African-American painter Sam Gilliam died in Washington on June 25 at the age of 88. He was born in Tupelo (Mississippi) on November 30, 1933 in this deep South where blacks lived in terrible conditions aggravated by the Great Depression. Her father worked on the railroads and her mother took care of their eight children.

As a child, Sam Gilliam wanted to be a cartoonist and practiced in this direction. Graduated in 1951 from Central High School in Louisville (Kentucky), he entered the university of this city and obtained a first degree of Bachelor of Arts in 1955 – one of the first black students at this level in this university -, then the title of Master of Arts in 1961. In the meantime, he spent three years in the army.

Shortly after graduation, he left Louisville for Washington, having married Dorothy Butler, remembered in the history of the North American press as the first black female reporter hired by the Washington Post since its creation in 1877. He was then a young painter , caught like most of his contemporaries, in the flux of abstract expressionism and, like some, resolved to free himself from it. But he lived in Washington and not in New York and, in his city, then developed what is called the Washington Color School, with Morris Louis (1912-1962), Kenneth Noland (1924-2010) or Anne Truitt ( 1921-2004).

“Something Airy”

After a brief figurative period, Gilliam in turn tackles abstraction, not through geometry like Truitt or Noland, but by going beyond what Morris attempted. The abstraction according to Morris is made up of long undulating drips, each monochrome, which partially cover the white canvas and give an impression of movement. Gilliam decides to do without the frame, its straight edges and its angles and to work on free canvas which, carried by structures, suspended from the walls and ceilings, unfolds in stretched or folded surfaces: these are the Drapes , the sequel to which begins in 1965, and which remain his most famous works. Much later, in 2017, he spoke about it like this, not without self-mockery: “It was about finding something that I really like, something on a large scale, adapted to the dimensions of a wall (…), something aerial, no matter how, working in absence, just trying to build a shower curtain. »

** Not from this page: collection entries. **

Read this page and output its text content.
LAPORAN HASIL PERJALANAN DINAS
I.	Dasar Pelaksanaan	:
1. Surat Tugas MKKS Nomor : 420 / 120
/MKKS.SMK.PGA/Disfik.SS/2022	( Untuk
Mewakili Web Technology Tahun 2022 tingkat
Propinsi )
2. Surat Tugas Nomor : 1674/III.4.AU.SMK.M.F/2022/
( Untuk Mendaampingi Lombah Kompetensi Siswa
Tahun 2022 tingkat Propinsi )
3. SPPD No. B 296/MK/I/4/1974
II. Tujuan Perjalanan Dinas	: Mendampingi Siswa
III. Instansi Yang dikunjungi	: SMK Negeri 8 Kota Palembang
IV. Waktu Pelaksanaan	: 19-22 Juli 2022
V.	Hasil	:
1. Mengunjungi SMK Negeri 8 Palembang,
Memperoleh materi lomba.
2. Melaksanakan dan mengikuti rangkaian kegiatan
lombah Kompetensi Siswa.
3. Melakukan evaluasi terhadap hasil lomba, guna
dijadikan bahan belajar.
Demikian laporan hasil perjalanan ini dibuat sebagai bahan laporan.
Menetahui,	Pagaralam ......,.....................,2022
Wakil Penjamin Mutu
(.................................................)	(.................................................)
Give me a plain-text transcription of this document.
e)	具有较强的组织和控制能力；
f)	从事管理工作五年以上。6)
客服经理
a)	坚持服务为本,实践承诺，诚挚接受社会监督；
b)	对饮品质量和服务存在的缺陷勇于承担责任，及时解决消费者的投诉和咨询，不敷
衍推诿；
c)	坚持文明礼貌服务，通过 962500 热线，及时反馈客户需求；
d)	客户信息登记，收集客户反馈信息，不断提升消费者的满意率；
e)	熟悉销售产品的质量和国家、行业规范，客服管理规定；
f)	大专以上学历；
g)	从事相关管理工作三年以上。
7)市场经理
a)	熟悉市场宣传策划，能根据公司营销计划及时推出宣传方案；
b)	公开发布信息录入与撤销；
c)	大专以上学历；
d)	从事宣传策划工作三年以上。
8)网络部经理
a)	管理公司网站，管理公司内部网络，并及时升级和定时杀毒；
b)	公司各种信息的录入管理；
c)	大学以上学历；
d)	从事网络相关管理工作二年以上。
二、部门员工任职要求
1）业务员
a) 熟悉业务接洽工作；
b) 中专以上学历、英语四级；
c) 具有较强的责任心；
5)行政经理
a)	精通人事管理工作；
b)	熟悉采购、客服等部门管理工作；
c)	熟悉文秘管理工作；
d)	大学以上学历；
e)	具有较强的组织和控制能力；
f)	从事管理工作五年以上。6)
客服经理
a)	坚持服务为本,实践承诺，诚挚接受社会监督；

In the execution as in the presentation, this “something of air” distinguishes itself from all that one can see then, whether it is the canvases of Rothko or Newman who have remained faithful to the rectangle or the creations of the minimalists, which exclude the idea of ​​a partially random execution and do not call the spectator to circulate between waves of changing chromaticisms. Quickly, this unique way of painting and showing earned him exhibitions, commissions and growing recognition.

His new situation then allowed him to fight publicly against the avowed or unavowed segregation that governed the artistic world of his country. Thus, in 1971, he boycotted the invitation to exhibit from the Whitney Museum of American Art in solidarity with the Black Emergency Cultural Coalition, which denounced the absence of any African-American critic among the experts consulted by the museum. The consequence of this righteous anger: in 1972, he was the first black artist invited to represent the United States at the Venice Biennale since the pavilion was created in 1930.

Different shades of black

Others would have stuck to the Drapes and exploited their success. From 1975, which is the year of the realization of the immense Seahorses for a facade of the Philadelphia Museum of Art, Gilliam deviates from it. He engages in the series of Black Paintings, which are arrangements of surfaces of different shades of black, whose texture and density vary. They are no longer floating canvases, but the frames are distinguished by their re-entrant angles and their discontinuities. Then come, from the 1980s, compositions that are increasingly difficult to describe, assemblies of colored planes cut into angular or curved surfaces, running on the walls like friezes whose elements are superimposed on the edges – bas-reliefs, so to speak.

Another solution for projecting colors into real space, developing rigid structures between or in front of the walls, carrying these same colored planes: these are the aluminum sculptures that Gilliam designed in 1986 for New York University or the metro Jamaica Center in 1991. Other works of this type were commissioned for Rutgers Law School in 2003, metro Washington in 2011 and, in 2016, for the National Museum of African American History and Culture in Washington.

Several times exhibited in major North American museums, more rarely in Europe, it was to be the subject of a retrospective at the Hirshhorn Museum in Sculpture Garden in Washington in 2020. Delayed due to the pandemic, it changed in May in presentation of his most recent works, because, in spite of an increasingly fragile health, Gilliam had not stopped working, always in and for color. Several of his works are currently presented in Paris by the Louis Vuitton Foundation in the exhibition “La Couleur en fugue”.